It is clear that one way or another Oxford is going to have a review of its Green Belt and the suitability of parts of it to accommodate more housing.

It is tempting to believe, judging from our page one report, that we have already had such a review.

For Oxford City Council’s Investigation into the Potential to Accommodate Urban Extension in Oxford Green Belt certainly provides a detailed examination of the Green Belt, the parts worth keeping and the sections that might be concreted over with the minimum pain.

The Town Hall will tell you that it is an informal document, intended to be the basis of further work.

It certainly reads like a well-researched document and its appearance just before the public examination of the Cherwell Local Plan was indeed timely, given that the planning inspector was much preoccupied with the size of Oxfordshire’s housing need.

It is a good bet that other inspectors looking into Local Plans shall also have the benefit of the city council’s informal assessment, helpfully setting out the best site options, with details of ownership and so on. Many of the sites identified will be familiar to regular readers, with Grenoble Road and the Kidlington-Yarnton gap (these sites being usefully in college/university hands) all there.

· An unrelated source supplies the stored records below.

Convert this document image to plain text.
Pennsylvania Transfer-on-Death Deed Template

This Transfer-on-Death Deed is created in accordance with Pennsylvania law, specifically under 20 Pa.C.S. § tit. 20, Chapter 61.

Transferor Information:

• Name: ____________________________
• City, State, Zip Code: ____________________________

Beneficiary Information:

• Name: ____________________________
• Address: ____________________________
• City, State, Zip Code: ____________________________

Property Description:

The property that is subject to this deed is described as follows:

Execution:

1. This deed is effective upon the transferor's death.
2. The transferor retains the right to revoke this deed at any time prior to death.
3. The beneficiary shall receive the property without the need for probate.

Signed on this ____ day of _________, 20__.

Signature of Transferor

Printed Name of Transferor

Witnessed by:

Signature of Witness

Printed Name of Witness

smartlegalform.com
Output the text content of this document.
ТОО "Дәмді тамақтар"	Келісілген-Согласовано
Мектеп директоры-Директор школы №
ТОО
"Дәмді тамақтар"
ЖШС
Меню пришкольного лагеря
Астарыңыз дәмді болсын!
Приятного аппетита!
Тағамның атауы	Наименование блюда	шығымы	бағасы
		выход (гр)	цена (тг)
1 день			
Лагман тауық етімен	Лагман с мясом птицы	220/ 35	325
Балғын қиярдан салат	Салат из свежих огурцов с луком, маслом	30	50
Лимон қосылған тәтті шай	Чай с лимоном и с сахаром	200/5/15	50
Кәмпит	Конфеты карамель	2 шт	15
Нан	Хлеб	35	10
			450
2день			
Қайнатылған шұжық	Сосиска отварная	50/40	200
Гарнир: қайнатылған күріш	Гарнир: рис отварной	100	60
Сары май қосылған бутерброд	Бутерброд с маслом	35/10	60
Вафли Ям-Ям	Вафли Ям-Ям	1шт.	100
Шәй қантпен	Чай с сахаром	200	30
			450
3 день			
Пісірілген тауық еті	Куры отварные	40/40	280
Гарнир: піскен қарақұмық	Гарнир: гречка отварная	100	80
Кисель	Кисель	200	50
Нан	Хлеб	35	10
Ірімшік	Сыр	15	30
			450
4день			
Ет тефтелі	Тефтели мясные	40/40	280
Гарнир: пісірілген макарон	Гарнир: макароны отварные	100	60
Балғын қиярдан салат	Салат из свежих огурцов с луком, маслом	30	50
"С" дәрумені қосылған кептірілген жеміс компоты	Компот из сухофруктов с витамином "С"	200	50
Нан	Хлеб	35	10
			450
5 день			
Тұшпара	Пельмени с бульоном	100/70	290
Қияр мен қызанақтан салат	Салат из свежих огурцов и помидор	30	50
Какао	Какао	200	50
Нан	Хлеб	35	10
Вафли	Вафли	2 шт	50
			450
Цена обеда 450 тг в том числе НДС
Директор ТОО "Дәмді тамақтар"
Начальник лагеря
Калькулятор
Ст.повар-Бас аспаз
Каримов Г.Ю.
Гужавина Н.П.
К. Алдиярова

Others like the sites around Abingdon are suddenly now in the reckoning, getting to the very heart of the Green Belt’s reason for existence, to provide green space between settlements.

Green Belt campaigners are accusing the city council of producing its report in near secrecy, with no one aware of the report and no one consulted. Given the pace of events since the appearance of the Strategic Housing Market Assessment, with Cherwell’s Local Plan hardly detaining the inspector until lunch time, this unease is understandable.

The inspector almost immediately sent Cherwell District Council back to the drawing board with instructions to come back with plan containing thousands more homes.

With something like a 37 per cent increase in Oxfordshire’s housing in less than 20 years proposed by the SHMA, it is worth noting that even a large housing estate south of Grenoble Road would not come even close to meeting this kind of demand. In a way, a proper Green Belt review, involving all local councils, may be the best option for some calm and considered assessment. At the moment people fear if they blink they could miss it.